Domain certificates are sent as part of the connection handshake, so them expiring is unnoticeable for the end users. However, root certificates rely on the OS getting updates forever, which is unsustainable. Some systems lack the ability to install user-provided root CAs altogether, and some (Android) do allow it but treat them as second-class.


Because the most dangerous secret is one that has been compromised and you don’t know it. This sets a time limit for their usefulness. Sometimes the stories about terrible default choices that are insecure sink in and architects choose a better path.


Also, details about the certs and the standards for them change over time. This makes it easier for the browser venders (via the CA forum) to force cert providers to update over time.


You're talking about it like they change by the force of nature, not because humans change them.


The revocation mechanism is basically just a list of revoked certificates. Without expiration dates, those lists will grow infinitely.


The instant we bound encrypted connections with identity we failed. And decades later we're still living with the mistake.

I'm completely serious when we need to abandon the ID verification part of certificates. That's an entirely separate problem from encryption protocol. An encryption protocol needs absolutely no expiration date, it's useful until it's broken, and no one can predict that. Identity should be verified in a separate path.


Certificates need expiration dates to be able to garbage collect certificate revocation lists.

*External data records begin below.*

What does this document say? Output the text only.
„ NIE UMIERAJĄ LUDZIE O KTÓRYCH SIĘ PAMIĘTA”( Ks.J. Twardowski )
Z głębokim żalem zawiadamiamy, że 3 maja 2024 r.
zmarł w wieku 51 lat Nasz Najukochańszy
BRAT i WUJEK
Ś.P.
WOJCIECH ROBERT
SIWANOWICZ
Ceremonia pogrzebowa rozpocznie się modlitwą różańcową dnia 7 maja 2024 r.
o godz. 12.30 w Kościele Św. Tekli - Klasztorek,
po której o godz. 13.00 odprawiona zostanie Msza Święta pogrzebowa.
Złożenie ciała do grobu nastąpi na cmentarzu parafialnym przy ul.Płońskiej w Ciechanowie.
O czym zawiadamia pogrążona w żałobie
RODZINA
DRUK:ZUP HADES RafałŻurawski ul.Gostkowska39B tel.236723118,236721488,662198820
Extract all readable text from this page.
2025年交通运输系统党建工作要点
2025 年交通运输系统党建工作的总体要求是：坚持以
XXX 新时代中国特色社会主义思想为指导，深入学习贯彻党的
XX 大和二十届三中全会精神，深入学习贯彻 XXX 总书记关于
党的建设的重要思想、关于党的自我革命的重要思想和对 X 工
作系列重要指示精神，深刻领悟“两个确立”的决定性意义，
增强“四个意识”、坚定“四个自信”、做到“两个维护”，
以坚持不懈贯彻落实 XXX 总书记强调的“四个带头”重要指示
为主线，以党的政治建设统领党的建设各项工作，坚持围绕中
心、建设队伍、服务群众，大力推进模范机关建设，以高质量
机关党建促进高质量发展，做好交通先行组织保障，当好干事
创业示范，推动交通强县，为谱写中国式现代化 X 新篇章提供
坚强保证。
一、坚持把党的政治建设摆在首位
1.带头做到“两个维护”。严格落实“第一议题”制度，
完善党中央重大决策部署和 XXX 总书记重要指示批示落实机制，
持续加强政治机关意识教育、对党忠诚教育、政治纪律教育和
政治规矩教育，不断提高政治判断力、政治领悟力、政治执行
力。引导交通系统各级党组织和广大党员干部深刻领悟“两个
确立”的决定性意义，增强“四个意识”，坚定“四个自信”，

Do certificate revocation lists need to keep including certificates that have long since expired? I don't see why root certificates need to expire as long as the certificates signed by those roots all have reasonable expiration windows, unless someone is doing something strange about trusting formerly-valid certificates, or not checking root certificates against revocation lists.


Right, because DNS entries never expire.


Of course they do, they have to. But it's okay for things that are sent to you over the network to expire. It's not okay for things built into your potentially abandoned OS to expire.


> Of course they do, they have to.

Why do they have to?

(This will also tell you why certs in your OS need to expire.)


Because domains change owners.

https://news.ycombinator.com/item?id=47074127


More specifically: because they cannot be revoked, they need to expire. Same with root certs.


> The keychain system is so hidden from users it was hard to even get to for myself.

These days, keychain access is under /System/Library/Core Services/Applications/Keychain Access.app. That's not intuitive, but, once you know it's there, it's not hard to navigate to it. Was it different under older versions?


Apple moved it there in macOS Sequoia, from Utilities, because they were worried it would be confused with the Passwords app. Apple reminds you that you're actually looking for the Passwords app at every turn:

  Tip: You can find all your passwords, passkeys, and verification codes in the Passwords app on your Mac.
https://support.apple.com/guide/keychain-access/what-is-keyc...


command-space... type "keychain access"


command+shift+g

Then

s<tab>/l<tab>/cores<tab>/a<tab>

Simple!

However, while Spotlight works well when you know what you are looking for, it can still be useful to navigate the filesystem, and it's too bad that Apple hides tools in relatively obscure locations rather than somewhere like /Applications/Utilities.


> The updates are over https. The default certificates are 10year expiry.

I wish I knew this last week while trying to restore a 2010 21" iMac.

Apart from this, I encountered another annoyance mid-way; the official download urls for Sierra and High Sierra were nowhere to be found. I somewhat remember being able to download the official dmg/disk image from some official repository, probably some App store public url?


can look for macos downloader scripts in github. I noticed the readme here shares some URLs though I'm not sure if they still work https://github.com/Comp-Labs/Download-macOS

https://github.com/chris1111/Download_Install_macOS could also be another option.

I know I used one of the macos downloaders from github before, I just forget which one though.


Thanks!


If you have High Sierra on USB, it installs just fine. You need a High Sierra machine to make the USB stick, but once you have one, its simple to reinstall.